The FDA sent letters out last week to five companies that are involved in that industry, saying their tests are medical devices that must receive regulatory approval before they can be marketed.

“Premarket review allows for an independent and unbiased assessment of a diagnostic test’s ability to generate test results that can reliably be used to support good health care decisions,” Alberto Gutierrez, who leads diagnostic test regulation at the FDA, wrote in the letters.

The letters say the companies must apply for approval or discuss with the agency why certain test claims do not require such approval.

However, the letters do not say that the test should be taken off the market until they are approved.  Gutierrez said in an interview with the New York Times that it would be unfair to remove the tests from the market because the agency had not clearly told the companies that the devices needed approval.

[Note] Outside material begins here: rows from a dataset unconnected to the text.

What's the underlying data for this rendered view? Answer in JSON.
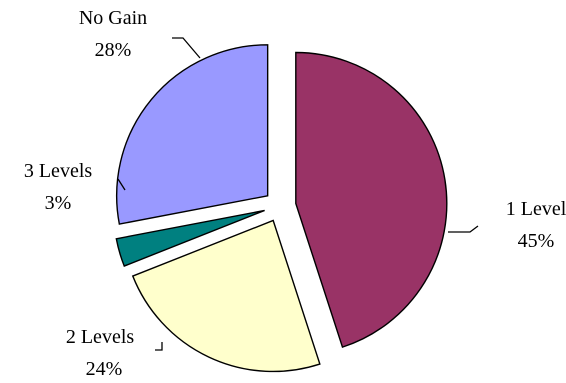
{
  "chart_data": {
    "type": "pie",
    "title": "",
    "exploded": true,
    "start_angle_deg": 0,
    "direction": "clockwise",
    "slices": [
      {
        "label": "1 Level",
        "percent_label": "45%",
        "value": 45,
        "color": "#993366"
      },
      {
        "label": "2 Levels",
        "percent_label": "24%",
        "value": 24,
        "color": "#FFFFCC"
      },
      {
        "label": "3 Levels",
        "percent_label": "3%",
        "value": 3,
        "color": "#008080"
      },
      {
        "label": "No Gain",
        "percent_label": "28%",
        "value": 28,
        "color": "#9999FF"
      }
    ],
    "legend": "none",
    "data_labels": "outside with leader lines"
  }
}
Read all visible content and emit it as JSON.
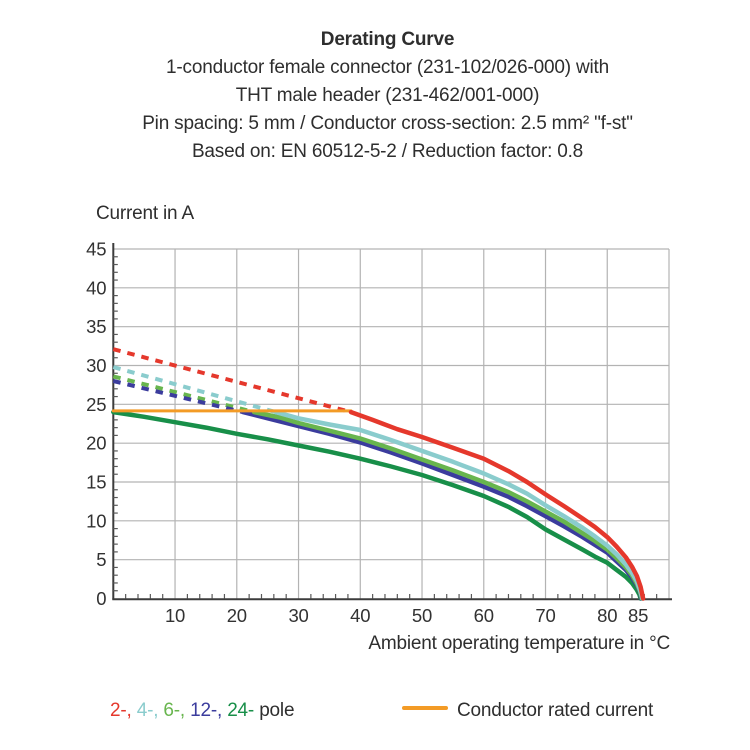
{
  "header": {
    "title": "Derating Curve",
    "lines": [
      "1-conductor female connector (231-102/026-000) with",
      "THT male header (231-462/001-000)",
      "Pin spacing: 5 mm / Conductor cross-section: 2.5 mm² \"f-st\"",
      "Based on: EN 60512-5-2 / Reduction factor: 0.8"
    ]
  },
  "chart_data": {
    "type": "line",
    "title": "Derating Curve",
    "xlabel": "Ambient operating temperature in °C",
    "ylabel": "Current in A",
    "xlim": [
      0,
      90
    ],
    "ylim": [
      0,
      45
    ],
    "x_ticks": [
      10,
      20,
      30,
      40,
      50,
      60,
      70,
      80,
      85
    ],
    "y_ticks": [
      0,
      5,
      10,
      15,
      20,
      25,
      30,
      35,
      40,
      45
    ],
    "grid_x_lines": [
      10,
      20,
      30,
      40,
      50,
      60,
      70,
      80,
      90
    ],
    "grid_y_lines": [
      5,
      10,
      15,
      20,
      25,
      30,
      35,
      40,
      45
    ],
    "minor_tick_step_x": 2,
    "minor_tick_step_y": 1,
    "colors": {
      "grid": "#b3b3b3",
      "axis": "#3c3c3c",
      "rated": "#f39b26"
    },
    "rated_line": {
      "label": "Conductor rated current",
      "value_a": 24.15,
      "x_start": 0,
      "x_end": 38.5,
      "color": "#f39b26"
    },
    "series": [
      {
        "name": "2-pole",
        "color": "#e5382c",
        "dashed": [
          [
            0,
            32.1
          ],
          [
            38.5,
            24
          ]
        ],
        "solid": [
          [
            38.5,
            24
          ],
          [
            42,
            23
          ],
          [
            46,
            21.8
          ],
          [
            50,
            20.8
          ],
          [
            55,
            19.4
          ],
          [
            60,
            18
          ],
          [
            64,
            16.4
          ],
          [
            67,
            15
          ],
          [
            70,
            13.4
          ],
          [
            73,
            11.9
          ],
          [
            76,
            10.3
          ],
          [
            78,
            9.2
          ],
          [
            80,
            7.9
          ],
          [
            81.5,
            6.7
          ],
          [
            83,
            5.3
          ],
          [
            84,
            4.1
          ],
          [
            84.8,
            2.9
          ],
          [
            85.4,
            1.5
          ],
          [
            85.8,
            0
          ]
        ]
      },
      {
        "name": "4-pole",
        "color": "#8acccd",
        "dashed": [
          [
            0,
            29.8
          ],
          [
            26.3,
            24
          ]
        ],
        "solid": [
          [
            26.3,
            24
          ],
          [
            30,
            23.2
          ],
          [
            35,
            22.4
          ],
          [
            40,
            21.7
          ],
          [
            45,
            20.4
          ],
          [
            50,
            19
          ],
          [
            55,
            17.6
          ],
          [
            60,
            16.1
          ],
          [
            64,
            14.7
          ],
          [
            67,
            13.5
          ],
          [
            70,
            12
          ],
          [
            73,
            10.6
          ],
          [
            76,
            9.1
          ],
          [
            78,
            8
          ],
          [
            80,
            6.8
          ],
          [
            81.5,
            5.7
          ],
          [
            83,
            4.4
          ],
          [
            84,
            3.3
          ],
          [
            84.8,
            2.2
          ],
          [
            85.3,
            1.1
          ],
          [
            85.7,
            0
          ]
        ]
      },
      {
        "name": "6-pole",
        "color": "#68b54e",
        "dashed": [
          [
            0,
            28.6
          ],
          [
            22.8,
            24
          ]
        ],
        "solid": [
          [
            22.8,
            24
          ],
          [
            27,
            23.3
          ],
          [
            30,
            22.6
          ],
          [
            35,
            21.6
          ],
          [
            40,
            20.6
          ],
          [
            45,
            19.3
          ],
          [
            50,
            17.9
          ],
          [
            55,
            16.5
          ],
          [
            60,
            15
          ],
          [
            64,
            13.7
          ],
          [
            67,
            12.5
          ],
          [
            70,
            11.2
          ],
          [
            73,
            9.9
          ],
          [
            76,
            8.4
          ],
          [
            78,
            7.4
          ],
          [
            80,
            6.3
          ],
          [
            81.5,
            5.2
          ],
          [
            83,
            4
          ],
          [
            84,
            3
          ],
          [
            84.8,
            1.9
          ],
          [
            85.3,
            0.9
          ],
          [
            85.6,
            0
          ]
        ]
      },
      {
        "name": "12-pole",
        "color": "#3b3c9d",
        "dashed": [
          [
            0,
            28
          ],
          [
            21,
            24
          ]
        ],
        "solid": [
          [
            21,
            24
          ],
          [
            25,
            23.2
          ],
          [
            30,
            22.2
          ],
          [
            35,
            21.2
          ],
          [
            40,
            20.1
          ],
          [
            45,
            18.8
          ],
          [
            50,
            17.4
          ],
          [
            55,
            15.9
          ],
          [
            60,
            14.4
          ],
          [
            64,
            13.1
          ],
          [
            67,
            11.9
          ],
          [
            70,
            10.6
          ],
          [
            73,
            9.3
          ],
          [
            76,
            7.9
          ],
          [
            78,
            6.9
          ],
          [
            80,
            5.9
          ],
          [
            81.5,
            4.8
          ],
          [
            83,
            3.7
          ],
          [
            84,
            2.7
          ],
          [
            84.8,
            1.7
          ],
          [
            85.3,
            0.8
          ],
          [
            85.5,
            0
          ]
        ]
      },
      {
        "name": "24-pole",
        "color": "#188f49",
        "dashed": [],
        "solid": [
          [
            0,
            24
          ],
          [
            5,
            23.4
          ],
          [
            10,
            22.7
          ],
          [
            15,
            22
          ],
          [
            20,
            21.2
          ],
          [
            25,
            20.5
          ],
          [
            30,
            19.7
          ],
          [
            35,
            18.9
          ],
          [
            40,
            18
          ],
          [
            45,
            17
          ],
          [
            50,
            15.9
          ],
          [
            55,
            14.6
          ],
          [
            60,
            13.2
          ],
          [
            64,
            11.8
          ],
          [
            67,
            10.5
          ],
          [
            70,
            8.9
          ],
          [
            73,
            7.6
          ],
          [
            76,
            6.3
          ],
          [
            78,
            5.4
          ],
          [
            80,
            4.6
          ],
          [
            81.5,
            3.7
          ],
          [
            83,
            2.8
          ],
          [
            84,
            2
          ],
          [
            84.8,
            1.1
          ],
          [
            85.2,
            0.5
          ],
          [
            85.4,
            0
          ]
        ]
      }
    ],
    "legend_position": "bottom"
  },
  "legend": {
    "pole_items": [
      {
        "label": "2-,",
        "color": "#e5382c"
      },
      {
        "label": "4-,",
        "color": "#8acccd"
      },
      {
        "label": "6-,",
        "color": "#68b54e"
      },
      {
        "label": "12-,",
        "color": "#3b3c9d"
      },
      {
        "label": "24-",
        "color": "#188f49"
      }
    ],
    "pole_suffix": "pole",
    "rated_label": "Conductor rated current"
  }
}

23andMe and two other recipients of the letters sell tests that scan a person’s DNA, looking at genetic variations that can suggest whether a person is at a higher or lower risk of getting diseases like cancer or diabetes.  23andMe is backed by Google and run by Anne Wojcicki, the wife of Google’s co-founder Sergey Brin.

Another company that received the letter, Illumina, sells DNA chips that are used by some companies to do the DNA scans.  Knome, the fifth recipient, offers consumers a complete sequence of their DNA, which can be used to learn about disease risk information.

The FDA’s letters are the latest event to take place in a long-running debate over whether and how such tests should be regulated.

Some doctors, geneticists and state regulators say the tests should be regulated because the results might be used to make medical decisions.  Others say doctors should be involved in ordering the tests and interpreting the results.

People for the new movement argue that the services merely provide information, not medical diagnosis, and that consumers have the right to the information contained in their genes. 

The companies say their tests do not require the FDA’s approval because they have been developed and are offered by a single laboratory.

Daniel Vorhaus, a lawyer specializing in regulation of genetic testing and author of the blog Genomics Law Report, told the Times that some of his clients were holding back tests because it was unclear which would be regulated.

“No one has a clear understanding of where the FDA is drawing the line at this point,” said. Vorhaus.  He said the FDA was “trying to keep up with a commercial space that is moving way faster than they are capable of.”

The House Energy and Commerce Committee is also looking into these tests and sent letters last month to 23andMe, Navigenics and Pathway Genomics requesting extensive information.